Dalam deklarasi itu, pihaknya akan mengumumkan nama-nama yang menjadi anggota Majelis Syuro Partai Masyumi.

Setidaknya lebih dari 50 tokoh yang berasal dari latar belakang ulama, intelektual, dan aktivis bersedia untuk bergabung menjadi Majelis Syuro Masyumi.

Majelis Syuro akan menjadi struktur tertinggi pengambilan keputusan partai dan berhak memiliki ketua umum.
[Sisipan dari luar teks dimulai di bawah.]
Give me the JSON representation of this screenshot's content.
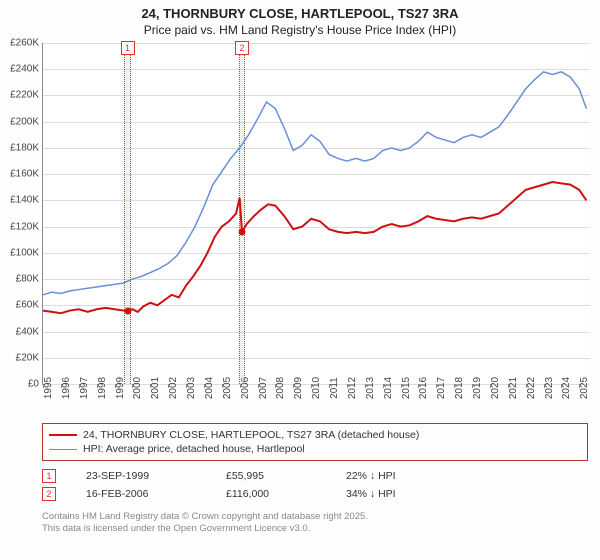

Beberapa nama yang menjadi calon anggota Majelis Syuro Partai Masyumi yakni mantan Penasihat Komisi Pemberantasan Korupsi (KPK) Abdullah Hehamahua, mantan Menteri Kehutanan MS Kaban, Wasekjen MUI Tengku Zulkarnain, Budayawan Ridwan Saidi, hingga Kiai Abdul Rosyid Syafei.

Sekretaris Badan Penyelidik Usaha-usaha Persiapan Partai Islam Ideologis (BPU-PPII) Taufik Hidayat, mengatakan, kebangkitan Masyumi ini didasari dengan kerinduan akan partai Islam ideologi seperti Partai Masyumi masa lalu.

Baca: Gatot Nurmantyo Dinilai Tak Etis Jika Terima Bintang Mahaputra Sementara Pentolan KAMI Masih Dipenjara

Ia mengatakan, pihak-pihak di belakang Masyumi kali ini merasakan sudah sedikit sekali partai politik yang ideologis baik kebijakannya maupun integritas para politisinya.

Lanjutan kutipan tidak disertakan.